By Hrach Melkumian and Emil Danielyan
Foreign Minister Vartan Oskanian added to renewed hopes for a breakthrough in the Nagorno-Karabakh peace process on Monday, saying that he and his Azerbaijani counterpart Elmar Mammadyarov made further progress at a meeting in Paris on Friday.
Oskanian described the talks mediated by U.S., Russian and French negotiators as “positive” and “constructive.” “We have not yet managed to bring that issue to a successful resolution,” he told reporters. “But common ground is in sight.”
Oskanian added that he will hold another round of negotiations with Mammadyarov shortly after the mediators’ visit to the region scheduled for mid-July.
Azerbaijani officials also appeared satisfied with the outcome of Mammdyarov’s and Oskanian’s first face-to-face encounter in months. “The pace of meetings and the essence of the discussions, in my opinion, are promising,” Deputy Foreign Minister Araz Azimov told the Azerbaijani ANS television at the weekend.
The two ministers were expected to try to build on understandings reportedly reached by the presidents of Armenia and Azerbaijan at a meeting on Warsaw on May 15. The Armenian Foreign Ministry referred to the summit as a “yet another step forward in the resolution of the Nagorno-Karabakh conflict.”

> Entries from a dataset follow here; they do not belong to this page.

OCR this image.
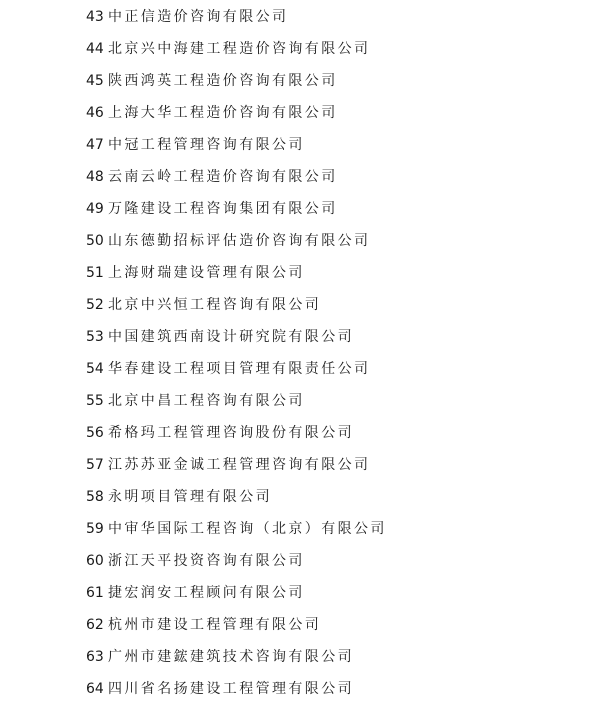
43 中正信造价咨询有限公司
44 北京兴中海建工程造价咨询有限公司
45 陕西鸿英工程造价咨询有限公司
46 上海大华工程造价咨询有限公司
47 中冠工程管理咨询有限公司
48 云南云岭工程造价咨询有限公司
49 万隆建设工程咨询集团有限公司
50 山东德勤招标评估造价咨询有限公司
51 上海财瑞建设管理有限公司
52 北京中兴恒工程咨询有限公司
53 中国建筑西南设计研究院有限公司
54 华春建设工程项目管理有限责任公司
55 北京中昌工程咨询有限公司
56 希格玛工程管理咨询股份有限公司
57 江苏苏亚金诚工程管理咨询有限公司
58 永明项目管理有限公司
59 中审华国际工程咨询（北京）有限公司
60 浙江天平投资咨询有限公司
61 捷宏润安工程顾问有限公司
62 杭州市建设工程管理有限公司
63 广州市建鋐建筑技术咨询有限公司
64 四川省名扬建设工程管理有限公司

Oskanian cautioned that while the Paris talks proceeded in a “good atmosphere,” he and Mammadyarov failed to live up to the presidents’ expectations. “The presidents took a step forward, albeit a small one, and instructed us to build upon that and find some solution,” he said. “We failed to do that in Paris.”
Speaking to RFE/RL ahead of the Paris meeting last week, Oskanian said the foreign ministers will try to put on paper agreements reportedly reached by the conflicting parties in recent months. He was evasive on the subject on Monday. “You know, I don’t think you need to know whether we worked on a paper or only talked verbally,” he said.
The parties have reportedly been discussing a gradual resolution of the Karabakh dispute. Armenian officials do not deny this, but insist that Karabakh’s future status, the main bone of contention, must be somehow resolved under any peace accord.
Oskanian was also reticent about details of the peace deal discussed by the parties, reiterating only that they are working on “all elements of a package settlement,” including Karabakh’s future status. “Until we have clarity on that issue I find it senseless to discuss other elements,” Oskanian said, referring to recent talk of imminent Armenian withdrawal from occupied Azerbaijani territories around Karabakh.
The current phase of Karabakh peace talks is part of what the parties and the mediators call “the Prague process” that began a year ago and raised fresh hopes for long-awaited peace. U.S. officials now do not rule out the possibility of an agreement being signed as early as this year.
A senior official in the administration of President George W. Bush said earlier this month that the progress towards a peaceful settlement has been “pretty significant.” “But there is no reason to rush the agreement,” the official told RFE/RL in Washington, speaking on condition of anonymity.